そもそも「PCR」って何?
PCR検査の仕組みとは
新型コロナウイルス感染症の確定診断にも使われているPCR検査。PCRとは、Polymerase Chain Reactionの略で、正式名称は「ポリメラーゼ連鎖反応法」です。PCR検査は、採取した検体に細菌やウイルスなどが含まれている場合に、その遺伝子(DNA)を増幅して検出する検査です。これにより、細菌やウイルスなどにいま、感染しているかどうかを調べることができます。
結果が出るまでには、検体からウイルスなどを抽出して不活化※ し、遺伝子を取り出す作業など、複数のステップが必要になります。また、遺伝子を増幅するポリメラーゼ連鎖反応自体にも数時間かかります。
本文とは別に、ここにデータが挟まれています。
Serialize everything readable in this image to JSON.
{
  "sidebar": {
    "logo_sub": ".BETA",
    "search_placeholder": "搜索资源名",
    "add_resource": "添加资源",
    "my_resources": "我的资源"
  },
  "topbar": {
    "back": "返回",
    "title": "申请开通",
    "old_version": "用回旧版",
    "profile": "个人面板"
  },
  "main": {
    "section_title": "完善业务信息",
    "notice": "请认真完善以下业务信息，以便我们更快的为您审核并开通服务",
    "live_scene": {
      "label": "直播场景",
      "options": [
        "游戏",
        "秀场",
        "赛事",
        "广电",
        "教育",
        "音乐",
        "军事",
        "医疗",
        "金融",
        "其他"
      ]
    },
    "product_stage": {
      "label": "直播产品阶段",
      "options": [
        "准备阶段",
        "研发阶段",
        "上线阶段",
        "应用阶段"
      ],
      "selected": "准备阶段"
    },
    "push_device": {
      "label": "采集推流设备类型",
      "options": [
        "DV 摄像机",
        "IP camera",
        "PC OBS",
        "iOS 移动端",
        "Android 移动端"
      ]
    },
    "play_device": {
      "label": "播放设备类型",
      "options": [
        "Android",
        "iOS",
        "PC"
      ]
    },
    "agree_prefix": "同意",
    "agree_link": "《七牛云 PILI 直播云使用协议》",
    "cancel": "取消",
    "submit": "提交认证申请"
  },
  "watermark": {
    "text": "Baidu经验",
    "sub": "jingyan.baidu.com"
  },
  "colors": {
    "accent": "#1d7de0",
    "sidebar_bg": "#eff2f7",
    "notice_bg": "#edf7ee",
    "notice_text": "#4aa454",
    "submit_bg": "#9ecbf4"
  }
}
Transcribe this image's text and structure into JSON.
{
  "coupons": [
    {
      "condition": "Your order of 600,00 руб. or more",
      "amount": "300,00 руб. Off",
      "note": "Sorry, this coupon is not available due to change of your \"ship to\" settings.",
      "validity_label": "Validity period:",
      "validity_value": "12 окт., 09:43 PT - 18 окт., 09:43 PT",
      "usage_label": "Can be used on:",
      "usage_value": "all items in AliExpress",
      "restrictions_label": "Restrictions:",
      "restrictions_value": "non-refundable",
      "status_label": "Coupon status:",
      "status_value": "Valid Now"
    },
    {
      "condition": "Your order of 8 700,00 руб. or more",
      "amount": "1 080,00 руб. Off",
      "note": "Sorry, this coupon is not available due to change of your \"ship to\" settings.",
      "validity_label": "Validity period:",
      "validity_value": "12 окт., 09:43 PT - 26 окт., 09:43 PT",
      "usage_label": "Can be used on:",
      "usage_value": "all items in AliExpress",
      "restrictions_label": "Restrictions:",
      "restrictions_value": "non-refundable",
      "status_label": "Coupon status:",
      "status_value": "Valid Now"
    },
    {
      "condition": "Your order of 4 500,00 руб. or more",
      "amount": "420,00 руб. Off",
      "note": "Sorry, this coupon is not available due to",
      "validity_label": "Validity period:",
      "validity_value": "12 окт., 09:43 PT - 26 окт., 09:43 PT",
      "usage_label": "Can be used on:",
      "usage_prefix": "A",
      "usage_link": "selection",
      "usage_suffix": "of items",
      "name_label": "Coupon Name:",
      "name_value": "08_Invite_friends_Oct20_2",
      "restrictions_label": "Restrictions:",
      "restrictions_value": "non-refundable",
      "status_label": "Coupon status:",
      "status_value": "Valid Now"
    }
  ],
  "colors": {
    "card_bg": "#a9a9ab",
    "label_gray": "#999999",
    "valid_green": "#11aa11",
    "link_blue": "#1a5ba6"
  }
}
新型コロナウイルスやインフルエンザウイルスの場合はRNAウイルスであるため、さらに、RNAをDNAに変換する工程も必要になります。
新型コロナウイルス感染症のPCR検査の検体採取はこれまで、専門の採取者が鼻やのどに綿棒を入れて、ぬぐい液を採取する「鼻咽頭ぬぐい液方式」が主流でした。ですがこの方法は、採取時に咳(せき)やくしゃみなどが出やすく、採取者の飛沫(ひまつ)感染リスクや専門人材の確保などが問題となっていました。
その後、自ら唾液を採取し提出する方式の「唾液を用いたPCR検査」や自ら鼻腔から検体を採取可能な「鼻腔ぬぐい液方式」が普及し、採取者の飛沫感染リスクなどの低減につながりました。唾液による検査は、従来の鼻咽頭ぬぐい液を用いた結果とほぼ同等の感度であることが厚生労働科学研究でも認められ、鼻腔ぬぐい液も鼻咽頭ぬぐい液の検出感度にはやや劣るものの有用な検体であるとして、新型コロナウイルス感染症の確定診断にも唾液や鼻腔ぬぐい液によるPCR検査が用いられています。
※熱や紫外線、薬剤などでウイルスの病原性や感染性を失わせること。